On January 28, 2022, the Wizards suspended Todd for one game for "conduct detrimental to the team."

Todd appeared in 12 games for the Wizards during the 2021–2022 season.

On June 24, 2023, the Wizards traded Todd, along with Jordan Goodwin and Bradley Beal, to the Phoenix Suns in exchange for a package that included four first-round pick swaps, six second-round picks, Landry Shamet, and Chris Paul. On July 11, the Memphis Grizzlies acquired Todd and the rights to two future first-round pick swaps from the Suns in exchange for three second-round picks. However, on September 30, they waived him.

===Return to the Ignite (2023–2024)===
On October 30, 2023, Todd re-signed with the NBA G League Ignite in what later became their final season of play.

===Šiauliai–Casino Admiral (2024–2025)===
On November 29, 2024, Todd signed with Šiauliai–Casino Admiral of the Lithuanian Basketball League. On January 10, 2025, he parted ways with the team, replacing by Greg Whittington.

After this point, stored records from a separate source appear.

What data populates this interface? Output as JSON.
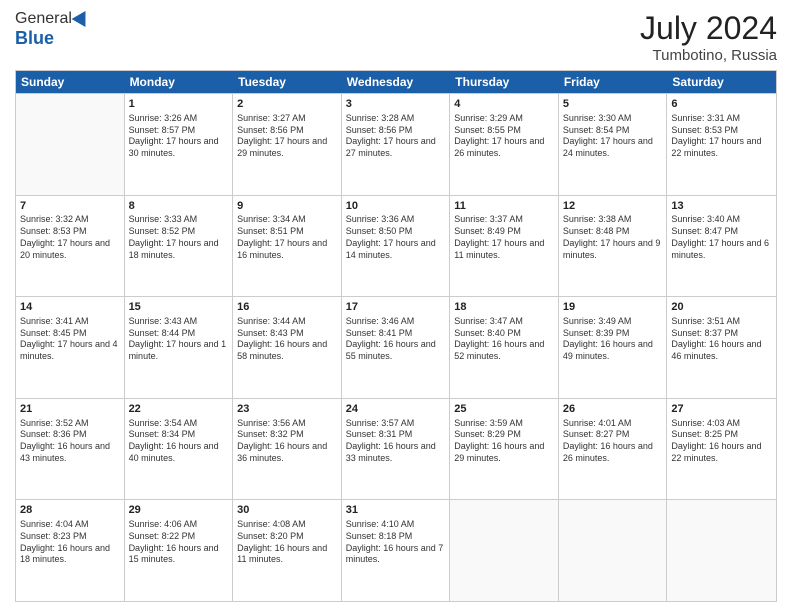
{
  "logo": {
    "general": "General",
    "blue": "Blue"
  },
  "header": {
    "month_year": "July 2024",
    "location": "Tumbotino, Russia"
  },
  "days": [
    "Sunday",
    "Monday",
    "Tuesday",
    "Wednesday",
    "Thursday",
    "Friday",
    "Saturday"
  ],
  "weeks": [
    [
      {
        "num": "",
        "sunrise": "",
        "sunset": "",
        "daylight": ""
      },
      {
        "num": "1",
        "sunrise": "Sunrise: 3:26 AM",
        "sunset": "Sunset: 8:57 PM",
        "daylight": "Daylight: 17 hours and 30 minutes."
      },
      {
        "num": "2",
        "sunrise": "Sunrise: 3:27 AM",
        "sunset": "Sunset: 8:56 PM",
        "daylight": "Daylight: 17 hours and 29 minutes."
      },
      {
        "num": "3",
        "sunrise": "Sunrise: 3:28 AM",
        "sunset": "Sunset: 8:56 PM",
        "daylight": "Daylight: 17 hours and 27 minutes."
      },
      {
        "num": "4",
        "sunrise": "Sunrise: 3:29 AM",
        "sunset": "Sunset: 8:55 PM",
        "daylight": "Daylight: 17 hours and 26 minutes."
      },
      {
        "num": "5",
        "sunrise": "Sunrise: 3:30 AM",
        "sunset": "Sunset: 8:54 PM",
        "daylight": "Daylight: 17 hours and 24 minutes."
      },
      {
        "num": "6",
        "sunrise": "Sunrise: 3:31 AM",
        "sunset": "Sunset: 8:53 PM",
        "daylight": "Daylight: 17 hours and 22 minutes."
      }
    ],
    [
      {
        "num": "7",
        "sunrise": "Sunrise: 3:32 AM",
        "sunset": "Sunset: 8:53 PM",
        "daylight": "Daylight: 17 hours and 20 minutes."
      },
      {
        "num": "8",
        "sunrise": "Sunrise: 3:33 AM",
        "sunset": "Sunset: 8:52 PM",
        "daylight": "Daylight: 17 hours and 18 minutes."
      },
      {
        "num": "9",
        "sunrise": "Sunrise: 3:34 AM",
        "sunset": "Sunset: 8:51 PM",
        "daylight": "Daylight: 17 hours and 16 minutes."
      },
      {
        "num": "10",
        "sunrise": "Sunrise: 3:36 AM",
        "sunset": "Sunset: 8:50 PM",
        "daylight": "Daylight: 17 hours and 14 minutes."
      },
      {
        "num": "11",
        "sunrise": "Sunrise: 3:37 AM",
        "sunset": "Sunset: 8:49 PM",
        "daylight": "Daylight: 17 hours and 11 minutes."
      },
      {
        "num": "12",
        "sunrise": "Sunrise: 3:38 AM",
        "sunset": "Sunset: 8:48 PM",
        "daylight": "Daylight: 17 hours and 9 minutes."
      },
      {
        "num": "13",
        "sunrise": "Sunrise: 3:40 AM",
        "sunset": "Sunset: 8:47 PM",
        "daylight": "Daylight: 17 hours and 6 minutes."
      }
    ],
    [
      {
        "num": "14",
        "sunrise": "Sunrise: 3:41 AM",
        "sunset": "Sunset: 8:45 PM",
        "daylight": "Daylight: 17 hours and 4 minutes."
      },
      {
        "num": "15",
        "sunrise": "Sunrise: 3:43 AM",
        "sunset": "Sunset: 8:44 PM",
        "daylight": "Daylight: 17 hours and 1 minute."
      },
      {
        "num": "16",
        "sunrise": "Sunrise: 3:44 AM",
        "sunset": "Sunset: 8:43 PM",
        "daylight": "Daylight: 16 hours and 58 minutes."
      },
      {
        "num": "17",
        "sunrise": "Sunrise: 3:46 AM",
        "sunset": "Sunset: 8:41 PM",
        "daylight": "Daylight: 16 hours and 55 minutes."
      },
      {
        "num": "18",
        "sunrise": "Sunrise: 3:47 AM",
        "sunset": "Sunset: 8:40 PM",
        "daylight": "Daylight: 16 hours and 52 minutes."
      },
      {
        "num": "19",
        "sunrise": "Sunrise: 3:49 AM",
        "sunset": "Sunset: 8:39 PM",
        "daylight": "Daylight: 16 hours and 49 minutes."
      },
      {
        "num": "20",
        "sunrise": "Sunrise: 3:51 AM",
        "sunset": "Sunset: 8:37 PM",
        "daylight": "Daylight: 16 hours and 46 minutes."
      }
    ],
    [
      {
        "num": "21",
        "sunrise": "Sunrise: 3:52 AM",
        "sunset": "Sunset: 8:36 PM",
        "daylight": "Daylight: 16 hours and 43 minutes."
      },
      {
        "num": "22",
        "sunrise": "Sunrise: 3:54 AM",
        "sunset": "Sunset: 8:34 PM",
        "daylight": "Daylight: 16 hours and 40 minutes."
      },
      {
        "num": "23",
        "sunrise": "Sunrise: 3:56 AM",
        "sunset": "Sunset: 8:32 PM",
        "daylight": "Daylight: 16 hours and 36 minutes."
      },
      {
        "num": "24",
        "sunrise": "Sunrise: 3:57 AM",
        "sunset": "Sunset: 8:31 PM",
        "daylight": "Daylight: 16 hours and 33 minutes."
      },
      {
        "num": "25",
        "sunrise": "Sunrise: 3:59 AM",
        "sunset": "Sunset: 8:29 PM",
        "daylight": "Daylight: 16 hours and 29 minutes."
      },
      {
        "num": "26",
        "sunrise": "Sunrise: 4:01 AM",
        "sunset": "Sunset: 8:27 PM",
        "daylight": "Daylight: 16 hours and 26 minutes."
      },
      {
        "num": "27",
        "sunrise": "Sunrise: 4:03 AM",
        "sunset": "Sunset: 8:25 PM",
        "daylight": "Daylight: 16 hours and 22 minutes."
      }
    ],
    [
      {
        "num": "28",
        "sunrise": "Sunrise: 4:04 AM",
        "sunset": "Sunset: 8:23 PM",
        "daylight": "Daylight: 16 hours and 18 minutes."
      },
      {
        "num": "29",
        "sunrise": "Sunrise: 4:06 AM",
        "sunset": "Sunset: 8:22 PM",
        "daylight": "Daylight: 16 hours and 15 minutes."
      },
      {
        "num": "30",
        "sunrise": "Sunrise: 4:08 AM",
        "sunset": "Sunset: 8:20 PM",
        "daylight": "Daylight: 16 hours and 11 minutes."
      },
      {
        "num": "31",
        "sunrise": "Sunrise: 4:10 AM",
        "sunset": "Sunset: 8:18 PM",
        "daylight": "Daylight: 16 hours and 7 minutes."
      },
      {
        "num": "",
        "sunrise": "",
        "sunset": "",
        "daylight": ""
      },
      {
        "num": "",
        "sunrise": "",
        "sunset": "",
        "daylight": ""
      },
      {
        "num": "",
        "sunrise": "",
        "sunset": "",
        "daylight": ""
      }
    ]
  ]
}
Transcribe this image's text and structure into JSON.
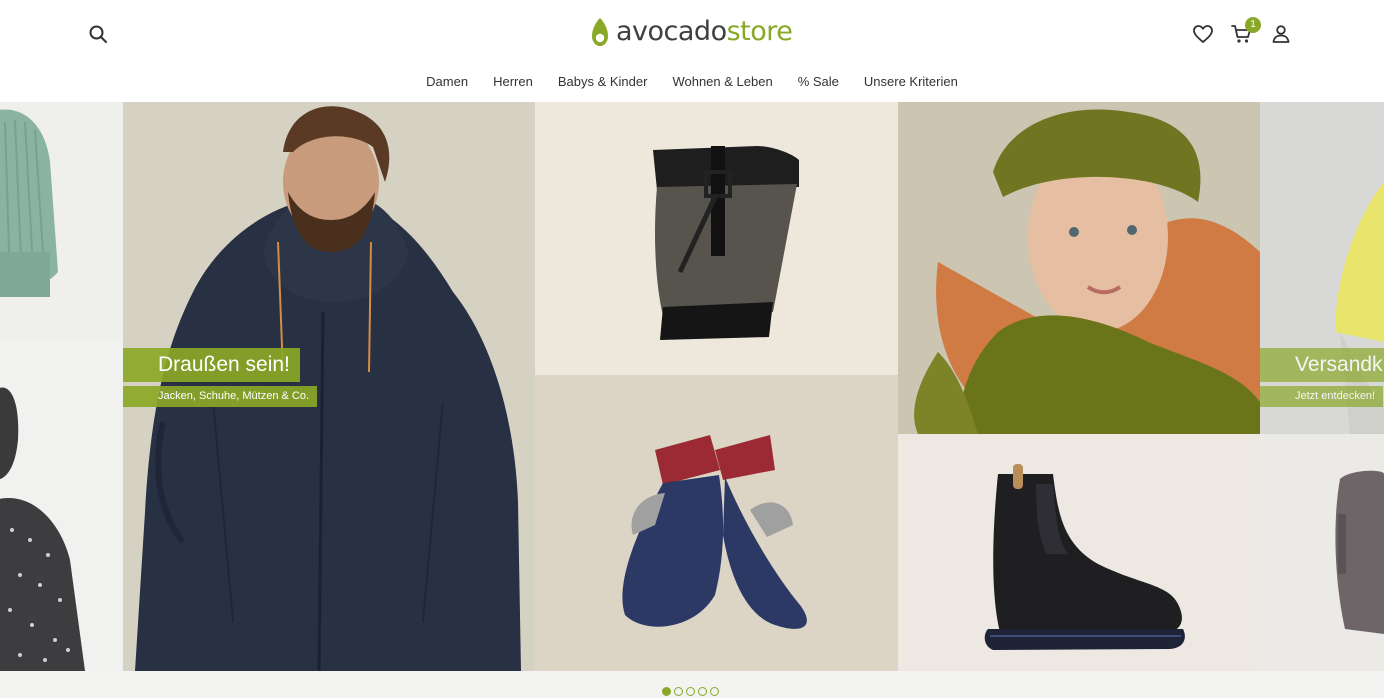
{
  "brand": {
    "name_part1": "avocado",
    "name_part2": "store",
    "accent_color": "#8aa827"
  },
  "header": {
    "icons": [
      "search-icon",
      "heart-icon",
      "cart-icon",
      "user-icon"
    ],
    "cart_count": "1"
  },
  "nav": {
    "items": [
      {
        "label": "Damen"
      },
      {
        "label": "Herren"
      },
      {
        "label": "Babys & Kinder"
      },
      {
        "label": "Wohnen & Leben"
      },
      {
        "label": "% Sale"
      },
      {
        "label": "Unsere Kriterien"
      }
    ]
  },
  "hero": {
    "promo_main": {
      "title": "Draußen sein!",
      "subtitle": "Jacken, Schuhe, Mützen & Co."
    },
    "promo_next": {
      "title": "Versandk",
      "subtitle": "Jetzt entdecken!"
    },
    "carousel": {
      "slides": 5,
      "active_slide": 1
    }
  }
}
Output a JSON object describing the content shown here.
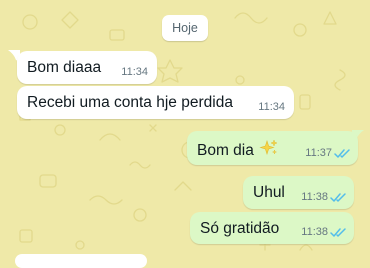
{
  "date_chip": "Hoje",
  "messages": [
    {
      "direction": "incoming",
      "text": "Bom diaaa",
      "time": "11:34"
    },
    {
      "direction": "incoming",
      "text": "Recebi uma conta hje perdida",
      "time": "11:34"
    },
    {
      "direction": "outgoing",
      "text": "Bom dia",
      "time": "11:37",
      "emoji": "sparkles-icon",
      "status": "read"
    },
    {
      "direction": "outgoing",
      "text": "Uhul",
      "time": "11:38",
      "status": "read"
    },
    {
      "direction": "outgoing",
      "text": "Só gratidão",
      "time": "11:38",
      "status": "read"
    }
  ],
  "colors": {
    "wallpaper": "#efe9a8",
    "incoming_bubble": "#ffffff",
    "outgoing_bubble": "#dcf8c6",
    "read_ticks": "#53bdeb",
    "sparkles": "#f5d547"
  }
}
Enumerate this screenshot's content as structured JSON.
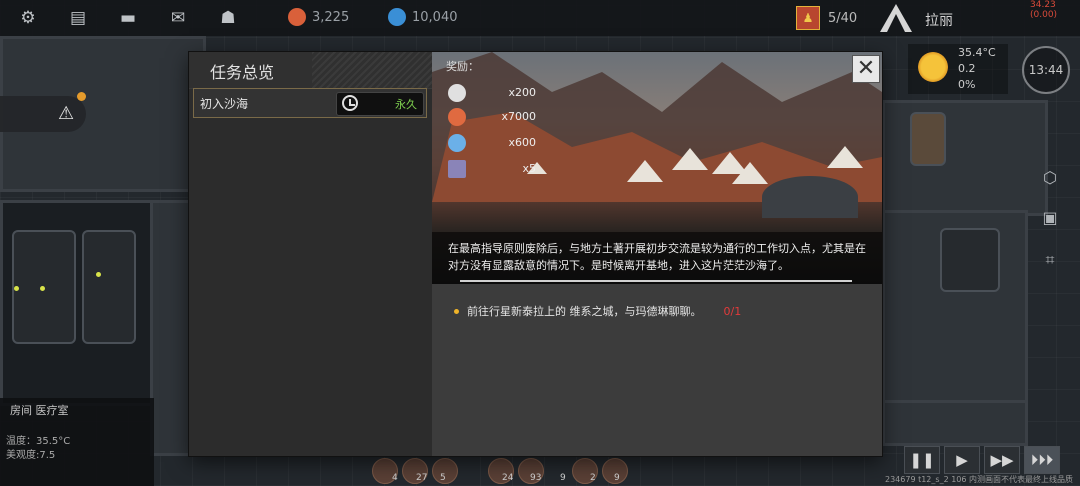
{
  "hud": {
    "resources": [
      {
        "icon": "flesh-icon",
        "color": "#d9603a",
        "value": "3,225"
      },
      {
        "icon": "crystal-icon",
        "color": "#3a8fd6",
        "value": "10,040"
      }
    ],
    "crew_count": "5/40",
    "username": "拉丽",
    "red_note": "34.23 (0.00)"
  },
  "weather": {
    "temperature": "35.4°C",
    "wind": "0.2",
    "humidity": "0%",
    "time": "13:44"
  },
  "room_info": {
    "title": "房间 医疗室",
    "temperature": "温度：35.5°C",
    "beauty": "美观度:7.5"
  },
  "build_info": "234679 t12_s_2 106  内测画面不代表最终上线品质",
  "dialog": {
    "title": "任务总览",
    "tasks": [
      {
        "name": "初入沙海",
        "duration": "永久"
      }
    ],
    "rewards_label": "奖励：",
    "rewards": [
      {
        "icon": "settings-part-icon",
        "color": "#e0e0e0",
        "qty": "x200"
      },
      {
        "icon": "flesh-icon",
        "color": "#e06a40",
        "qty": "x7000"
      },
      {
        "icon": "crystal-icon",
        "color": "#6bb0e8",
        "qty": "x600"
      },
      {
        "icon": "ticket-icon",
        "color": "#8a84b8",
        "qty": "x5"
      }
    ],
    "description": "在最高指导原则废除后，与地方土著开展初步交流是较为通行的工作切入点，尤其是在对方没有显露敌意的情况下。是时候离开基地，进入这片茫茫沙海了。",
    "objective": {
      "text": "前往行星新泰拉上的 维系之城，与玛德琳聊聊。",
      "progress": "0/1"
    },
    "close_label": "✕"
  },
  "bottom_numbers": [
    "4",
    "27",
    "5",
    "24",
    "93",
    "9",
    "2",
    "9"
  ]
}
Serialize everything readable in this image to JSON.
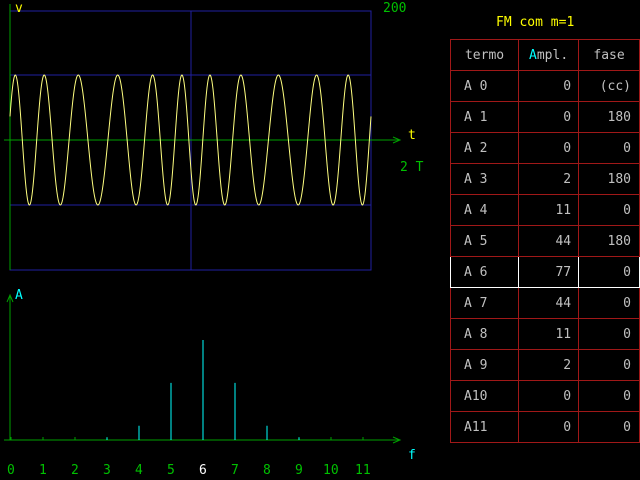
{
  "scope": {
    "y_label": "v",
    "x_label": "t",
    "range_label": "200",
    "time_label": "2 T",
    "carrier_cycles": 11,
    "modulation_index": 1
  },
  "spectrum": {
    "y_label": "A",
    "x_label": "f",
    "tick_labels": [
      "0",
      "1",
      "2",
      "3",
      "4",
      "5",
      "6",
      "7",
      "8",
      "9",
      "10",
      "11"
    ],
    "selected_index": 6
  },
  "panel": {
    "title": "FM com m=1",
    "headers": {
      "term": "termo",
      "ampl_first": "A",
      "ampl_rest": "mpl.",
      "phase": "fase"
    },
    "rows": [
      {
        "term": "A 0",
        "ampl": "0",
        "phase": "(cc)"
      },
      {
        "term": "A 1",
        "ampl": "0",
        "phase": "180"
      },
      {
        "term": "A 2",
        "ampl": "0",
        "phase": "0"
      },
      {
        "term": "A 3",
        "ampl": "2",
        "phase": "180"
      },
      {
        "term": "A 4",
        "ampl": "11",
        "phase": "0"
      },
      {
        "term": "A 5",
        "ampl": "44",
        "phase": "180"
      },
      {
        "term": "A 6",
        "ampl": "77",
        "phase": "0"
      },
      {
        "term": "A 7",
        "ampl": "44",
        "phase": "0"
      },
      {
        "term": "A 8",
        "ampl": "11",
        "phase": "0"
      },
      {
        "term": "A 9",
        "ampl": "2",
        "phase": "0"
      },
      {
        "term": "A10",
        "ampl": "0",
        "phase": "0"
      },
      {
        "term": "A11",
        "ampl": "0",
        "phase": "0"
      }
    ]
  },
  "colors": {
    "axis": "#00a000",
    "grid": "#2020a0",
    "waveform": "#ffff80",
    "spectral_line": "#00ffff",
    "table_border": "#a01818",
    "highlight": "#ffffff",
    "title": "#ffff00"
  }
}
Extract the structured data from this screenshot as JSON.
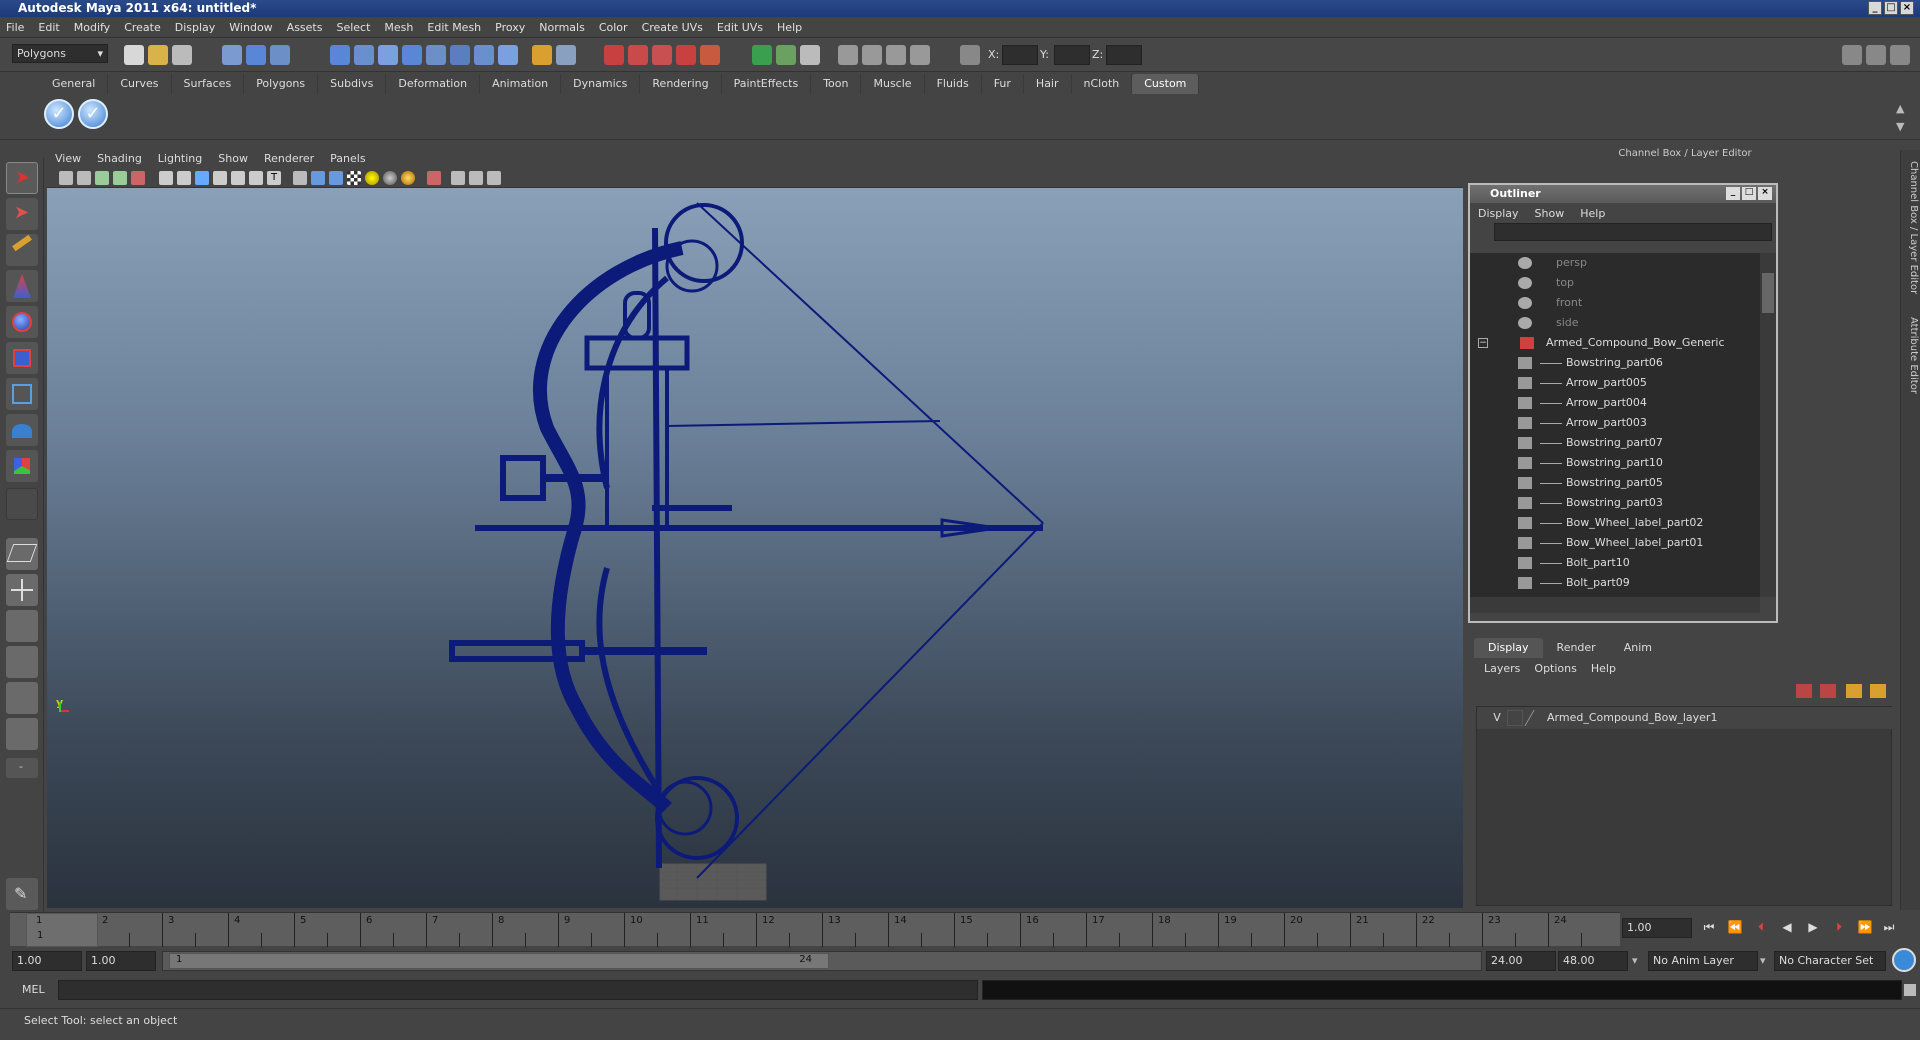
{
  "window": {
    "title": "Autodesk Maya 2011 x64: untitled*"
  },
  "menu": [
    "File",
    "Edit",
    "Modify",
    "Create",
    "Display",
    "Window",
    "Assets",
    "Select",
    "Mesh",
    "Edit Mesh",
    "Proxy",
    "Normals",
    "Color",
    "Create UVs",
    "Edit UVs",
    "Help"
  ],
  "status": {
    "mode": "Polygons",
    "x_label": "X:",
    "y_label": "Y:",
    "z_label": "Z:"
  },
  "shelf_tabs": [
    "General",
    "Curves",
    "Surfaces",
    "Polygons",
    "Subdivs",
    "Deformation",
    "Animation",
    "Dynamics",
    "Rendering",
    "PaintEffects",
    "Toon",
    "Muscle",
    "Fluids",
    "Fur",
    "Hair",
    "nCloth",
    "Custom"
  ],
  "shelf_active": "Custom",
  "viewport": {
    "menu": [
      "View",
      "Shading",
      "Lighting",
      "Show",
      "Renderer",
      "Panels"
    ],
    "axis_label": "y"
  },
  "channel_box_title": "Channel Box / Layer Editor",
  "side_tabs": [
    "Channel Box / Layer Editor",
    "Attribute Editor"
  ],
  "outliner": {
    "title": "Outliner",
    "menu": [
      "Display",
      "Show",
      "Help"
    ],
    "cameras": [
      "persp",
      "top",
      "front",
      "side"
    ],
    "group": "Armed_Compound_Bow_Generic",
    "children": [
      "Bowstring_part06",
      "Arrow_part005",
      "Arrow_part004",
      "Arrow_part003",
      "Bowstring_part07",
      "Bowstring_part10",
      "Bowstring_part05",
      "Bowstring_part03",
      "Bow_Wheel_label_part02",
      "Bow_Wheel_label_part01",
      "Bolt_part10",
      "Bolt_part09"
    ]
  },
  "layer_editor": {
    "tabs": [
      "Display",
      "Render",
      "Anim"
    ],
    "menu": [
      "Layers",
      "Options",
      "Help"
    ],
    "visible_flag": "V",
    "layer_name": "Armed_Compound_Bow_layer1"
  },
  "timeline": {
    "ticks": [
      "1",
      "2",
      "3",
      "4",
      "5",
      "6",
      "7",
      "8",
      "9",
      "10",
      "11",
      "12",
      "13",
      "14",
      "15",
      "16",
      "17",
      "18",
      "19",
      "20",
      "21",
      "22",
      "23",
      "24"
    ],
    "current_frame_marker": "1",
    "current_time": "1.00"
  },
  "range": {
    "start_time": "1.00",
    "playback_start": "1.00",
    "slider_start": "1",
    "slider_end": "24",
    "playback_end": "24.00",
    "end_time": "48.00",
    "anim_layer": "No Anim Layer",
    "character_set": "No Character Set"
  },
  "command_line": {
    "label": "MEL"
  },
  "help_line": "Select Tool: select an object",
  "colors": {
    "wireframe": "#0c1a7a",
    "viewport_top": "#8aa0b8",
    "viewport_bottom": "#2a323d"
  }
}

===Kaohsiung Steelers (2025–present)===
On February 21, 2025, Todd signed with Kaohsiung Steelers of the P. League+.

==Career statistics==

===NBA===

| Year | Team | GP | GS | MPG | FG% | 3P% | FT% | RPG | APG | SPG | BPG | PPG |
|---|---|---|---|---|---|---|---|---|---|---|---|---|
| 2021–22 | Washington | 12 | 0 | 6.2 | .269 | .250 | .333 | 1.0 | .3 | .3 | .2 | 1.7 |
| 2022–23 | Washington | 6 | 1 | 10.2 | .167 | .100 | 1.000 | 2.0 | .7 | .2 | .0 | 1.5 |
| Career |  | 18 | 1 | 7.5 | .227 | .192 | .500 | 1.3 | .4 | .3 | .1 | 1.6 |

==National team career==
Todd won a gold medal with the United States at the 2017 FIBA Under-16 Americas Championship in Formosa, Argentina. He averaged 5.4 points and 5.2 rebounds per game in five games.